Booming power sector
BNEF’s white paper outlines how China’s power sector is set to double, with 88 gigawatts of new power plants added per year from now until 2030 -- more than half of which is expected to be for renewables, according to the researchers’ ‘Central Scenario’.
It is estimated that China's power sector could attract investment as high as US$159 billion per year, with around half going to renewables. As a result of a cleaner energy mix, the report shows how the country’s total power sector emissions could begin to drop as soon as 2027.
Key reasons for the rapid clean energy growth includes:
- Improving economics of wind and solar PV owing to falling technology costs
- Increasing costs for coal-fired plants due to greater environmental controls
- Uptake of distributed solar PV in China’s commercial sector
However, the authors impart that coal will continue to grow rapidly until 2022, with an average of 38 gigawatts added a year. After that though, growth will finally slow to 10 gigawatts a year until 2030, according to the research.
Jun Ying, country manager and head of research for China at Bloomberg New Energy Finance, said: “China has started to change course towards a cleaner future. But despite significant progress in renewable energy deployment, coal looks set to remain dominant to 2030. More support for renewable energy, natural gas and energy efficiency will be needed if China wants to reduce its reliance on coal more quickly.”
China's future mix
BNEF’s research team also produced what it believes to be the world’s first forecast of a Chinese carbon price. They write that an average carbon price of US$16 during 2017-2030 would help the government peak emissions as soon as 2023.

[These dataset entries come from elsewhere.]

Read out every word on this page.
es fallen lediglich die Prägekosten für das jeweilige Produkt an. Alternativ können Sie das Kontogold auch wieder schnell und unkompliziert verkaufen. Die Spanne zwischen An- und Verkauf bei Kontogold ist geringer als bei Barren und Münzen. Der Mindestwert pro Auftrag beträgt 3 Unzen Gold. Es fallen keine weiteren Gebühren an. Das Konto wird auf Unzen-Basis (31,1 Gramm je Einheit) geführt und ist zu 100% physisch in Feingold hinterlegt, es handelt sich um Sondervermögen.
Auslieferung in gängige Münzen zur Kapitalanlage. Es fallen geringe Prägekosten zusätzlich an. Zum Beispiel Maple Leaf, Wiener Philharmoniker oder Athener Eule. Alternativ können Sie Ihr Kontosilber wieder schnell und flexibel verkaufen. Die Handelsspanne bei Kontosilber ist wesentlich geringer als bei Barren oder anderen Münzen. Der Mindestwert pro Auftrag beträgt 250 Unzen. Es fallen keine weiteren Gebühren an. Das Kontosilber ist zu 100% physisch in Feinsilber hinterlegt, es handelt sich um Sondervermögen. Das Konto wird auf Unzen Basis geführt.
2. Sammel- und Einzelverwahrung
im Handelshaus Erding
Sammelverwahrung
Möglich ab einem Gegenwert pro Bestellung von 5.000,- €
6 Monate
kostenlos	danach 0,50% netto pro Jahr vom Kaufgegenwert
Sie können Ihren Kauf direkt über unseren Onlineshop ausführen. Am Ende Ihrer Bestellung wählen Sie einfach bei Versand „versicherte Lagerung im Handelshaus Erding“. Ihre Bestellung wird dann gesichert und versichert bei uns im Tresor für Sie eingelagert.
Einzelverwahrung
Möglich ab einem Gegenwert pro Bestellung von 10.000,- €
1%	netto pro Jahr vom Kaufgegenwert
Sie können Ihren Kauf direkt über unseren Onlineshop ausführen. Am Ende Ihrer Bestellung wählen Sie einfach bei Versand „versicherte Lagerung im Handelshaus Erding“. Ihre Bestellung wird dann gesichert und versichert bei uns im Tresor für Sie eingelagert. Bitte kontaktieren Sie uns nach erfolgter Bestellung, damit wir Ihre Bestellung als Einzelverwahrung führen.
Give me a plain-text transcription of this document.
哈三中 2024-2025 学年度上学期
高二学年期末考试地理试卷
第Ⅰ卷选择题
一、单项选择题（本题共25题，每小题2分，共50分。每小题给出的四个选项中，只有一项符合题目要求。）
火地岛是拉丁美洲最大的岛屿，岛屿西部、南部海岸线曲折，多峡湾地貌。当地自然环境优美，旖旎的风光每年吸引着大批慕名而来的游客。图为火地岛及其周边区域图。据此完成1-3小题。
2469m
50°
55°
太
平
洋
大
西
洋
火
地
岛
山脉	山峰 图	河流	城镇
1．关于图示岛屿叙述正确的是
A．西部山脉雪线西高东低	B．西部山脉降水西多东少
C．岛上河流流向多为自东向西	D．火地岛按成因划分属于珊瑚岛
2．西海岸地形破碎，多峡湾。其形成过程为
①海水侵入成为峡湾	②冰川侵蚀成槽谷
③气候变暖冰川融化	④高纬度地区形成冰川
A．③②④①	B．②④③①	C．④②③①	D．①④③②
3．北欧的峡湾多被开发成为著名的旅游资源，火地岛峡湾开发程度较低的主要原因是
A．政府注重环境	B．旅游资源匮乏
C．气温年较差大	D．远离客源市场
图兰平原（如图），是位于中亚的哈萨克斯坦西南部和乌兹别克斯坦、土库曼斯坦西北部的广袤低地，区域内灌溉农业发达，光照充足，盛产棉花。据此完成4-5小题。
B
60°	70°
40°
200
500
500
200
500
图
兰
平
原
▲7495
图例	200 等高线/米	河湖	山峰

As well as a strong carbon price, stimulating China’s cleaner supply mix will be driven by increasingly competitive renewable energy costs, already a path China is pursuing through greater renewables investment. According to earlier BNEF research, China was the world’s largest wind market in 2012. The country has also been reported as aiming to double solar power capacity this year.
Michael Liebreich, chief executive of Bloomberg New Energy Finance, said: “It is hard to underestimate the significance of China’s energy consumption growth and its evolving generation mix. The impacts will reach far beyond China and have major implications for the rest of the world, ranging from coal and gas prices to the cost and market size for renewable energy technologies – not to mention the health of the planet’s environment.”
Changhua Wu, Greater China Director, The Climate Group, commented: "As the scenarios in BNEF's white paper map out, China is on the track towards a low carbon energy future. The tipping-point will come when we achieve the maximum level of energy saving -- through technology innovation and consumer behavior change, coupled with rapid scale-up of distributional energy supply by enhancing smart grids.
"But to support this clean energy growth, continued certainty and clarity of strong policy incentives is key, and in particular, efforts should be made to reduce subsidies to fossil fuels. Fiscal and taxation policy must be designed to attract investment in clean energy and energy saving. Advancing technology capability and innovation will also be critical to ensure renewable energy solutions work solidly, with high technical stability.
"Transformation of existing fossil fuel-based energy infrastructure must also take place in order to clear the barriers to rapid scale-up of clean energy deployment. Already I am delighted to see that a further enhanced clean energy policy regime is shaping up in China, that will drive the country's energy clean revolution and internalize into a national development strategy, reflecting the country's ambition to build a green, low carbon and circular economy."